Geopolitical risk premiums, once injected into energy markets, tend to linger. What should concern Americans beyond the immediate price spike is the structural vulnerability this conflict exposes. The global oil market remains dangerously dependent on a handful of chokepoints, and the Strait of Hormuz is the most critical. Whether this crisis lasts a week or a year, it is a stark reminder that energy prices are never truly under control — and that the household budget is always one geopolitical event away from upheaval.

Conclusion

The US and Israeli strikes on Iran have triggered the most significant oil market disruption in years. Brent crude has surged 13%, the Strait of Hormuz is effectively closed to commercial shipping, and analysts project gasoline prices could rise 10 to 30 cents per gallon in the near term — with far worse outcomes possible if the conflict escalates. For American families already stretched thin, this is real money coming out of real budgets, with ripple effects that extend well beyond the gas pump into groceries, goods, and the broader economy.

Fill up your tank now, reduce unnecessary driving, and pay close attention to developments over the coming days. OPEC’s modest production increase pledge is unlikely to offset the scale of the disruption, and whether strategic petroleum reserves will be tapped remains uncertain. The best financial move right now is to assume prices are going up, plan your budget accordingly, and hope the diplomats move faster than the missiles.

Frequently Asked Questions

How much are gas prices expected to rise because of the Iran conflict?

Analysts project US gasoline prices could rise 10 to 30 cents per gallon over the next two to four weeks if the Strait of Hormuz risk premium persists. If the strait remains closed for a prolonged period and oil exceeds $100 per barrel, increases could be substantially higher.

What is the current national average gas price?

As of March 1, 2026, AAA reports the national average at $2.982 per gallon. This was already up from $2.90 on February 19. Expect this number to climb in the coming days and weeks.

Why do US gas prices rise when we produce our own oil?

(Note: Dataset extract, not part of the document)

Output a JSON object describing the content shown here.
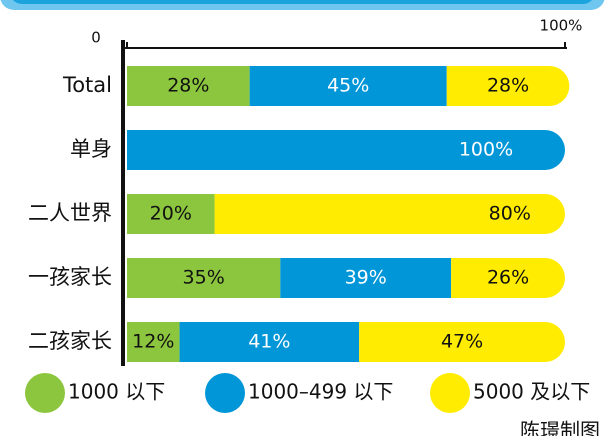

Oil is a globally traded commodity. When supply is threatened anywhere in the world — such as the 8 to 10 million barrels per day that transit the Strait of Hormuz — global benchmark prices rise, and US prices rise with them regardless of domestic production levels.

Is the Strait of Hormuz actually closed?

Iran has not formally declared the strait closed, but Iran’s IRGC has broadcast radio warnings that no ships may pass, an oil tanker has been attacked near Oman, and major shipping companies including Maersk, MSC, Hapag-Lloyd, and CMA CGM have all suspended transits. Roughly 170 containerships are currently trapped inside the strait.

Will OPEC increase production to lower prices?

OPEC+ has announced plans to slightly raise output, but the increase is modest and takes time to implement. It is unlikely to fully offset the supply disruption caused by the effective closure of the Strait of Hormuz.

How long will high gas prices last?

That depends entirely on the duration and scope of the military conflict. If de-escalation happens quickly and the strait reopens, the price spike could partially reverse within weeks. If the conflict escalates or the strait remains closed, elevated prices could persist for months with broader economic consequences.